Book Read Free

Wide Is the Gate

Page 73

by Upton Sinclair


  “If you know any way to do it, Senora. I doubt if the ordinary means of transportation are available now. You must understand that Seville has become the base of an army of one or two hundred thousand men, and railroad and truck transportation must be taxed to the limit. Probably everything has been commandeered, as it was on the government side.”

  “Would you be interested to get my paintings and market them, Monsieur Budd?” inquired the Senora.

  “I have hesitated to suggest that,” he replied, “because I felt that you didn’t know me well enough. But if you have sufficient confidence in me, I would be willing to travel to Seville, get your paintings, and if possible take them to New York and show them to my clients. I feel sure enough of my ability to market them to be willing to do it at my own expense, charging you only the customary ten per cent upon whatever I am able to get. You would have to set a minimum price on each work, and if I was not able to obtain that price I would bring the work back to you.”

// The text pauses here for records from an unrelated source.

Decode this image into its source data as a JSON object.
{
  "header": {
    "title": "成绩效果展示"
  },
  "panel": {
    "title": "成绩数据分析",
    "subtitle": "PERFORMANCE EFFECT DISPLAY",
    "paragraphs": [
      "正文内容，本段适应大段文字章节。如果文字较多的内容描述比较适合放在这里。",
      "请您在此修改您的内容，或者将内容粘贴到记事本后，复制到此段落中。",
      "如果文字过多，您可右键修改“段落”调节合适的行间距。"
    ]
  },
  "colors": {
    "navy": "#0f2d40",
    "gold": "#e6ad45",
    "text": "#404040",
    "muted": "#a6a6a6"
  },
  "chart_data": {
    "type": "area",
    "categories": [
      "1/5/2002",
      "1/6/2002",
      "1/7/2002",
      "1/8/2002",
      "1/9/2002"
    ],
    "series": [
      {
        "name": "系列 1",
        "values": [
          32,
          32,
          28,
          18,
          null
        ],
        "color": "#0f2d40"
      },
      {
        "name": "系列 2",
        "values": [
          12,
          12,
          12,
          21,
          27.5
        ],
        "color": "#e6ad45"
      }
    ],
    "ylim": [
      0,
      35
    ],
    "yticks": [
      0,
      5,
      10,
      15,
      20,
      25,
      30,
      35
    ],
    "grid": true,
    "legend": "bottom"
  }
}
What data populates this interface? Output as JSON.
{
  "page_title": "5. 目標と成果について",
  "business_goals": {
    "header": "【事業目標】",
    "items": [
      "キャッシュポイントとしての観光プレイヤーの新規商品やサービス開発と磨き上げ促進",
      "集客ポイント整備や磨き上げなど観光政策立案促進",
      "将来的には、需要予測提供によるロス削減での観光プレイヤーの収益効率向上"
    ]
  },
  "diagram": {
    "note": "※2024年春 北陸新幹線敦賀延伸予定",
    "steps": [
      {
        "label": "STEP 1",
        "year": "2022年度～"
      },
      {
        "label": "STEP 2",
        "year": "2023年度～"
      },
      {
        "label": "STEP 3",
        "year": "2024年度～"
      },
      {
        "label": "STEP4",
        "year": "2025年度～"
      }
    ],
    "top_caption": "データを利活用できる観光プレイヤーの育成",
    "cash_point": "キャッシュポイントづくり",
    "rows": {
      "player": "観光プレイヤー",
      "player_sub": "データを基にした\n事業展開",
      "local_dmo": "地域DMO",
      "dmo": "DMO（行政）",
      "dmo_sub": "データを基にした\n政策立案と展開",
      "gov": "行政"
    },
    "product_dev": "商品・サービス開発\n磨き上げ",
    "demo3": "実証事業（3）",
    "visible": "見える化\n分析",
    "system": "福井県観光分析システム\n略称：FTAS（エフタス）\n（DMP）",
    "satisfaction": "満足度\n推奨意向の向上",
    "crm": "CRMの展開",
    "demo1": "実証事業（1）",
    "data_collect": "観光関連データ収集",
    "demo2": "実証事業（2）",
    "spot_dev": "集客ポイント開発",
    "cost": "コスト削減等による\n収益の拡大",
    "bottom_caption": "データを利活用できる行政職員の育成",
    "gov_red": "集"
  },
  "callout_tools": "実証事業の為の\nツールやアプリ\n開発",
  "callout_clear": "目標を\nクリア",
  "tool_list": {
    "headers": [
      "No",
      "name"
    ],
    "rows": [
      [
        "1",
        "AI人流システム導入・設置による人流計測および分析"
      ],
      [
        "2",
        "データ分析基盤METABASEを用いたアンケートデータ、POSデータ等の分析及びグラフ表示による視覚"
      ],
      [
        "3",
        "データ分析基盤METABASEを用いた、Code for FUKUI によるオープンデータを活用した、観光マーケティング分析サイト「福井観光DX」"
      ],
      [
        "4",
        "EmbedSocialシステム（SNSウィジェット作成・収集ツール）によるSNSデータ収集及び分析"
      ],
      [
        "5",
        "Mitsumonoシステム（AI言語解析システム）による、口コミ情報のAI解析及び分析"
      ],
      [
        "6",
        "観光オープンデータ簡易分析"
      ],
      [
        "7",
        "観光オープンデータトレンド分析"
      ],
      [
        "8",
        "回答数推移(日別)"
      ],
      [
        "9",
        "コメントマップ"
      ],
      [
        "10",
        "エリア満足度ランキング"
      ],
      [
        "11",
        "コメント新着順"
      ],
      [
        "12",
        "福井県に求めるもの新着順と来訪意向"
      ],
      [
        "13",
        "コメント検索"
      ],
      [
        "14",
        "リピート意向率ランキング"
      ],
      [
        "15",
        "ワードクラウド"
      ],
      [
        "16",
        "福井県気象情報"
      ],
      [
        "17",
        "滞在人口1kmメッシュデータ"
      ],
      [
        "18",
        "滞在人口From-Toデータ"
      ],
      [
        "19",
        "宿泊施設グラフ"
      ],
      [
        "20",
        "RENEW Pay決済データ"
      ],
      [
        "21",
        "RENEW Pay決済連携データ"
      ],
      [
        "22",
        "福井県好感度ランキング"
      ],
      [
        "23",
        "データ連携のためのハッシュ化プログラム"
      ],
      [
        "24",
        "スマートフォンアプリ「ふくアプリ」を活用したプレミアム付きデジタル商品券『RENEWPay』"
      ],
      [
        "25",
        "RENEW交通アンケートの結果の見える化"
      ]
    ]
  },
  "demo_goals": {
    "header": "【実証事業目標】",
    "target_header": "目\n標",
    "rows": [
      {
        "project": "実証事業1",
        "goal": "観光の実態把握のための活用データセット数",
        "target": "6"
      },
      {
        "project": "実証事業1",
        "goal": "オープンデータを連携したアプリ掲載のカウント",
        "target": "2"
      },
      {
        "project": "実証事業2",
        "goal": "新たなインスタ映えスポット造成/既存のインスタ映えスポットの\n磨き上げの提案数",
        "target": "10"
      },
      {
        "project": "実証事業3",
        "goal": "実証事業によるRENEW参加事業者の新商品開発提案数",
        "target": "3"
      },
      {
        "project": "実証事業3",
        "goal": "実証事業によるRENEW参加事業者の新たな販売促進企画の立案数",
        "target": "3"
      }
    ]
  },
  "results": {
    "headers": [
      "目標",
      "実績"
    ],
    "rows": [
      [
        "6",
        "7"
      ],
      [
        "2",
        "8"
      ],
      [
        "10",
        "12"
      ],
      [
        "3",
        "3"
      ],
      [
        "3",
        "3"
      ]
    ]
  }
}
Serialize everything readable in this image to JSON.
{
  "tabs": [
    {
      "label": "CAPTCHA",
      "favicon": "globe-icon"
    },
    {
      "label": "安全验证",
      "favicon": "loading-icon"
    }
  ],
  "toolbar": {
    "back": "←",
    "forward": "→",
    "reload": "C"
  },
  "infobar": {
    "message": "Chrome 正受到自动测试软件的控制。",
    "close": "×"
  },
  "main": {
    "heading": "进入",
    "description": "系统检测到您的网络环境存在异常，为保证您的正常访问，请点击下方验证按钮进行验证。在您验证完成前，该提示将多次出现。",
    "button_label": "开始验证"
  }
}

  The Senora hastened to declare that she had sufficient confidence in Monsieur Budd and would be glad to have such help. They took up each painting in turn; Lanny said what he would hope to get, and the Senora stated her minimum. After they had come to agreement, he said: “I will draw up a contract embodying our understanding and mail it to you; I suggest that you take two or three days to study it, and have your lawyer or somebody go over it for you. I should feel more comfortable if that was done, so that you could never feel that I had rushed you into something.”

  She assured him that she wouldn’t feel that way; but of course as a lone widow she appreciated his efforts to reassure her. He pointed out that his ability to execute the agreement would of necessity depend upon his being able to get into Nationalist Spain and to bring out the paintings; he would have to specify that in the contract, and would look to her to give him aid. To this she assented, and offered him letters to various persons in Seville whose influence might be helpful. This of course was what he had come to get.

  III

  Lanny’s next move was to take his mother into the plot. Beauty would never be a political person; her motives were personal, and when she knew anybody, she would be against keeping him in jail. She knew the Pomeroy-Nielson family intimately and was moved by their sufferings individual and collective. She was wretched over the thought of Lanny going into danger again, but when she saw that his mind was made up, she agreed to help him and to keep his secret.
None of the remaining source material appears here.